Trump’s unexpected expression of compassion for Syrian “babies” is blatantly inconsistent with one of his first actions as President – the indefinite ban he tried to impose on the admission of Syrian refugees into the United States. As I said at that time, the Trump Administration’s refugee ban was especially deplorable. It targeted women, men, and children who were fleeing brutal repression, and who were hoping to find freedom in the United States of America. While the President’s ban on the admission of refugees and immigrants from Syria and six other Muslim countries was overturned by the courts, the President has yet to show any sympathy for the Syrian people who are trying to escape Assad’s repression. If the President cares so much about Syrian babies, why not give some of them refuge in the United States?


The President’s proposed budget for fiscal year 2018 reflects his lack of compassion for Syrian refugees and his lack of interest in developing coherent strategies to deal with Syria and other international crises. Trump’s budget cuts funding for the State Department and the U.S. Agency for International Development (USAID) by $17 billion, which equates to 31 percent of these agencies’ budgets.
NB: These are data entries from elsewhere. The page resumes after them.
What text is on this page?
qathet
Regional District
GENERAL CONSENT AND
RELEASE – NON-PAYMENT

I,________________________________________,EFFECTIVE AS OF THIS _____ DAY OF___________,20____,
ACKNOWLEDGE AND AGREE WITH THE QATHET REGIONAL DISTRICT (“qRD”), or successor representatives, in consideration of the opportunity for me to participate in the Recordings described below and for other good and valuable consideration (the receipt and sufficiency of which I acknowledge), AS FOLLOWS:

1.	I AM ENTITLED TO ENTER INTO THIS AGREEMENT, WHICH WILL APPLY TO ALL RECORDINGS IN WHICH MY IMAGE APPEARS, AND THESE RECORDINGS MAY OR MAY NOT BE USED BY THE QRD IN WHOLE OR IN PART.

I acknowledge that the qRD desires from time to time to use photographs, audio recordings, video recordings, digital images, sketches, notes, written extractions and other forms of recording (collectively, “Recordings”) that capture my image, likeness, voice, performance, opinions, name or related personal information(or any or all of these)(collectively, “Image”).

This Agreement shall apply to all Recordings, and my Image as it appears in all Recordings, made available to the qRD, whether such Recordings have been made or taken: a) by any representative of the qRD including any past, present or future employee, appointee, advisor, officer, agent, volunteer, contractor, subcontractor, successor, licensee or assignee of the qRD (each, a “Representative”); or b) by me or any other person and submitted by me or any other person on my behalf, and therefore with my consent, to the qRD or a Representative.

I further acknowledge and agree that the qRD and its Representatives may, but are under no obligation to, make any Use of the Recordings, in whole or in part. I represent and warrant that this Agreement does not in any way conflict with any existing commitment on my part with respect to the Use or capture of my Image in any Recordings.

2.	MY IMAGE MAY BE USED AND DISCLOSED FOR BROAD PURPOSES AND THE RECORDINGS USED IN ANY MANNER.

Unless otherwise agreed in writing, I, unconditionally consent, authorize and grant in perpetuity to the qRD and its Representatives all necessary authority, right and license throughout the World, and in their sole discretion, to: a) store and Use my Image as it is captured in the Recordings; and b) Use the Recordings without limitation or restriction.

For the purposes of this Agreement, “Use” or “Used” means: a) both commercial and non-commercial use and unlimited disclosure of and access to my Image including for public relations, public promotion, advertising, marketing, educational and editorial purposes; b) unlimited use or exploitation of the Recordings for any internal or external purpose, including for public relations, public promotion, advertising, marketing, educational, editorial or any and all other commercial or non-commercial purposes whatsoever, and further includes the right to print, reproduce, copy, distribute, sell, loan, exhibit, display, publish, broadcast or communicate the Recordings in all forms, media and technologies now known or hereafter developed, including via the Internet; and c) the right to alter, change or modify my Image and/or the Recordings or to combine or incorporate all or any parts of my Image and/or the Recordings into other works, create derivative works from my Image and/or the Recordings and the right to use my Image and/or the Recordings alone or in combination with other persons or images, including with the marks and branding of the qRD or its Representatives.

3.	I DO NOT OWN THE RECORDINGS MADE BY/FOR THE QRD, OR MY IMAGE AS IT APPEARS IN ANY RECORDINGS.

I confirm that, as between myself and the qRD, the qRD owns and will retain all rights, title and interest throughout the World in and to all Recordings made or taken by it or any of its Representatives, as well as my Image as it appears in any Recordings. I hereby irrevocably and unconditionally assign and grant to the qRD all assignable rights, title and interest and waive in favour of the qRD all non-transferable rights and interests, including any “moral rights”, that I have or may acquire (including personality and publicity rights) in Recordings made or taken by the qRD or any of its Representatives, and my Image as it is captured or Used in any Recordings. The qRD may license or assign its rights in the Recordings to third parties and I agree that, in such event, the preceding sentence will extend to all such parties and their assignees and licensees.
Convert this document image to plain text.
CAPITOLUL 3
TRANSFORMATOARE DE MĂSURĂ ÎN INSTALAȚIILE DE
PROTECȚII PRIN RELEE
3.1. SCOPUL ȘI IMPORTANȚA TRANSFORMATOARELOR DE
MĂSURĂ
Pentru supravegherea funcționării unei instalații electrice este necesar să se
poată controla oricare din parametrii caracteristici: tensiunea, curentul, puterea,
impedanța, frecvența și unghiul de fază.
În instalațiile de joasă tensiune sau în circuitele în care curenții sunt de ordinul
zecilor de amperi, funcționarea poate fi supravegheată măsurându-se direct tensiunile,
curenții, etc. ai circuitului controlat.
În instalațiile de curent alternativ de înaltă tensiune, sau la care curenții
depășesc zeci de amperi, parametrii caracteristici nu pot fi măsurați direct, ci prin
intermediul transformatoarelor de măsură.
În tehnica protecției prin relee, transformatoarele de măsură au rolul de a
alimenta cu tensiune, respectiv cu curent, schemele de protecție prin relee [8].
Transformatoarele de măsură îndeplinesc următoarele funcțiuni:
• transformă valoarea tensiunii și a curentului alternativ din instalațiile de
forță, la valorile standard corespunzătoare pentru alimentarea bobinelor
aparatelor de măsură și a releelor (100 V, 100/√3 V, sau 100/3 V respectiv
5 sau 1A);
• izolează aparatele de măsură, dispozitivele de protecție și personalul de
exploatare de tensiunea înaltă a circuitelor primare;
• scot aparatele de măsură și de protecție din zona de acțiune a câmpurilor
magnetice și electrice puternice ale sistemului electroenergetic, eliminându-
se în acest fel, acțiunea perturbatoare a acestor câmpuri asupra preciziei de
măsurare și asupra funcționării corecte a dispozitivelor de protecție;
These cuts would devastate programs that assist Syrian refugees, as well as others who are fleeing violence and repression around the world.  In addition, the budget completely eliminates funding for the U.S. Institute of Peace. 


We cannot trust Trump to develop a well thought out response to the crisis in Syria. Congress must reconvene to develop a coherent strategy for responding to this crisis – a strategy that includes careful diplomacy, consistent statements about American intentions, coordination with our allies, efforts to protect refugees, and a budget that funds humanitarian assistance programs and reflects American values and compassion.